Le nouveau gouvernement et les nouveaux leaders de la Malaisie doivent adopter une politique cohérente sur le Myanmar, au lieu de se contenter de critiquer l’armée tout en expulsant tranquillement des gens vers un pays qui incarcère régulièrement des milliers de personnes et torture les dissident·e·s

Rachel Chhoa-Howard, chercheuse sur l’Asie du Sud-Est à Amnesty International

Par ailleurs, Amnesty International engage les autorités à permettre au Haut-Commissariat des Nations unies pour les réfugiés (HCR) de se rendre sans délai dans les centres de détention.
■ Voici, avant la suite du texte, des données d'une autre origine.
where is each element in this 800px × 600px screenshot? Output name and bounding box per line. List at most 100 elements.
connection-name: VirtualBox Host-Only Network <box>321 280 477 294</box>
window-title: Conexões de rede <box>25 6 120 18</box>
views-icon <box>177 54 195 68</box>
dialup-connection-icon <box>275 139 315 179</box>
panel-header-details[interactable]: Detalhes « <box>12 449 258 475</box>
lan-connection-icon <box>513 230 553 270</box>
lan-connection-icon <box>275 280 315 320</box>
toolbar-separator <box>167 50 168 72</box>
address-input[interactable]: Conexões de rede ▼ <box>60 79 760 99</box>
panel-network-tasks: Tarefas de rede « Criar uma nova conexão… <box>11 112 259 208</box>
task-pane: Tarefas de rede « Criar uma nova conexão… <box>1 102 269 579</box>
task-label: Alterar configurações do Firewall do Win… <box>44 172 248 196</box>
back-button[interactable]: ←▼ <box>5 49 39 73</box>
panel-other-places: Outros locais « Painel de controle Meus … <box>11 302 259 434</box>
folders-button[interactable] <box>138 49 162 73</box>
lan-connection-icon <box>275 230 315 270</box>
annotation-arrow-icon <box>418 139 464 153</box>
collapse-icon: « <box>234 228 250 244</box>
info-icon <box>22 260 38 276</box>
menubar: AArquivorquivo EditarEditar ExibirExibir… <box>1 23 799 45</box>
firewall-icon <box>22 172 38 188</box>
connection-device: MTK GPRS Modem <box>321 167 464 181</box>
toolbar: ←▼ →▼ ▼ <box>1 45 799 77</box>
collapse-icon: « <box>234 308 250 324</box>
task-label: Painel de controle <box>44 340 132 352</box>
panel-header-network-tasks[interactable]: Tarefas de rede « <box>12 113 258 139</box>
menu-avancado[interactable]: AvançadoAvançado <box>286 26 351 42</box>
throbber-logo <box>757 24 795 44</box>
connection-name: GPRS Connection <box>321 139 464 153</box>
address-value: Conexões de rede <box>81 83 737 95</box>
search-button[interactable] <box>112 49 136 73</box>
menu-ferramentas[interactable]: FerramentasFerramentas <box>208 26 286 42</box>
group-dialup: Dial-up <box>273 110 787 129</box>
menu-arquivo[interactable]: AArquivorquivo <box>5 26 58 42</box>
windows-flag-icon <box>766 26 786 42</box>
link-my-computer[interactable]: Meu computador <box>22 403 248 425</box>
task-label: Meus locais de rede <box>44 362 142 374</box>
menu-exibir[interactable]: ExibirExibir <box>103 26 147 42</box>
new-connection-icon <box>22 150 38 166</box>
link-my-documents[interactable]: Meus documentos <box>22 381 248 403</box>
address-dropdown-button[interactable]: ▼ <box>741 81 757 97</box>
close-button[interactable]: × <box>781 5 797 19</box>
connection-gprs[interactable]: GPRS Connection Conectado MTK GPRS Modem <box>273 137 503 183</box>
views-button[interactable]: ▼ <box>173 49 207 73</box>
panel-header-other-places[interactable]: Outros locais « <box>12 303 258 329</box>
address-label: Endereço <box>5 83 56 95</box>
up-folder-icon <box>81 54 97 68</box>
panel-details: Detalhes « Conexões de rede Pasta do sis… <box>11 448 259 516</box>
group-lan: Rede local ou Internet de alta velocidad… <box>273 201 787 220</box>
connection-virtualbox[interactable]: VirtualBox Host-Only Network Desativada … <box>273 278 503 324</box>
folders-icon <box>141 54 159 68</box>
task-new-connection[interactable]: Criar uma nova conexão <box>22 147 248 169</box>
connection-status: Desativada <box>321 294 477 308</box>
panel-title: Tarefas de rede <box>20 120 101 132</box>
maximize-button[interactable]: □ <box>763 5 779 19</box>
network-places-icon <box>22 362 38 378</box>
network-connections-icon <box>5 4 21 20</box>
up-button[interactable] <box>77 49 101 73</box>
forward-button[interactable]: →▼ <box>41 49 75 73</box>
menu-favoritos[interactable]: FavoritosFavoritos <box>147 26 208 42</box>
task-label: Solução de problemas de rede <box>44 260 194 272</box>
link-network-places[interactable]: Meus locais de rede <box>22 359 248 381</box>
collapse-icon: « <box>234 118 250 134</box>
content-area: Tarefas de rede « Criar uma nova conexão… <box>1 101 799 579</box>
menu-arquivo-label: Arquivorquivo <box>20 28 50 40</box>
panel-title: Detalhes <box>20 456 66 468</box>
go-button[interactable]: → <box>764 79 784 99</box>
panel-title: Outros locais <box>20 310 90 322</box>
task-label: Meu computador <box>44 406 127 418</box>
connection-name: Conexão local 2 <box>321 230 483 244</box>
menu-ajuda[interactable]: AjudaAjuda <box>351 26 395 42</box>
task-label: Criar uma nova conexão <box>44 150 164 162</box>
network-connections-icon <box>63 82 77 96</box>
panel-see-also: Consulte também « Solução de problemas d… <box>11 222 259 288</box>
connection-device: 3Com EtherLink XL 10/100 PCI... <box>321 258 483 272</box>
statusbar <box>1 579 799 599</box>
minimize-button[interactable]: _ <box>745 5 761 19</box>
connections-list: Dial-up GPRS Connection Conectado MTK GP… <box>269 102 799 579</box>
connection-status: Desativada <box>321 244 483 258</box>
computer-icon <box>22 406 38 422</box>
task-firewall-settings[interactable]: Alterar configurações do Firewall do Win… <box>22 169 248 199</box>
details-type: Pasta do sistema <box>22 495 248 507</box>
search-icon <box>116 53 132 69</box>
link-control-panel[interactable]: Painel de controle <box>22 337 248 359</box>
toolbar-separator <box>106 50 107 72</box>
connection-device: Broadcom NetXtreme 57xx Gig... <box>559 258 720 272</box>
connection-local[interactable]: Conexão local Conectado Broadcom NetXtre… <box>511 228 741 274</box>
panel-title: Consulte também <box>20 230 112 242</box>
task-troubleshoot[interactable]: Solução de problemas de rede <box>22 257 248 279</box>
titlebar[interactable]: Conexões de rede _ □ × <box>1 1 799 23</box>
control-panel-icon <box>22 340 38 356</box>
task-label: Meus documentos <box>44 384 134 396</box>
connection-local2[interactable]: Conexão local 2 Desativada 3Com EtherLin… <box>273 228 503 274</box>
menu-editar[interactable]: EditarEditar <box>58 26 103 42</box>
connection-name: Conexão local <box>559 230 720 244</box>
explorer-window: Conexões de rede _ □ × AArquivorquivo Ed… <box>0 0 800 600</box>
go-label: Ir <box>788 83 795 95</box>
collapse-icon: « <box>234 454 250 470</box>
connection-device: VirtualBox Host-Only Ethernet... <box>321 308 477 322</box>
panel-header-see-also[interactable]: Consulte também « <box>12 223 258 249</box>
Les personnes qui souhaitent déposer une demande d’asile doivent être libérées et le gouvernement doit collaborer avec le HCR pour mettre fin au système de détention illimitée.

« Sous le prochain gouvernement, le respect des droits des minorités, notamment des personnes migrantes, réfugiées, LGBTI et des peuples autochtones, ne doit pas être la cible d’attaques incessantes, mais faire l’objet d’une attention toute particulière.

« Nous espérons que les nouveaux dirigeant·e·s du pays profiteront de l’occasion pour remettre à plat l’approche actuelle et faire en sorte que tous en Malaisie puissent exercer librement leurs droits fondamentaux. Après une période de négligence, les droits humains doivent figurer au premier rang des priorités du gouvernement. »

Complément d’information

Les élections nationales en Malaisie auront lieu le 19 novembre 2022 et porteront sur 222 sièges parlementaires. Le pays a connu des turbulences politiques considérables depuis deux ans et demie, après l’effondrement de la coalition Pakatan Harapan et les luttes intestines au sein des gouvernements de transition.

Pour les pays du monde entier, Amnesty International publie régulièrement un Programme des droits humains à l’intention des candidats aux élections, afin de mettre en avant les questions qu’elle estime devoir figurer en tête des priorités des dirigeants s’ils sont élus. Elle avait déjà publié un Programme des droits humains pour les candidats aux élections de 2018.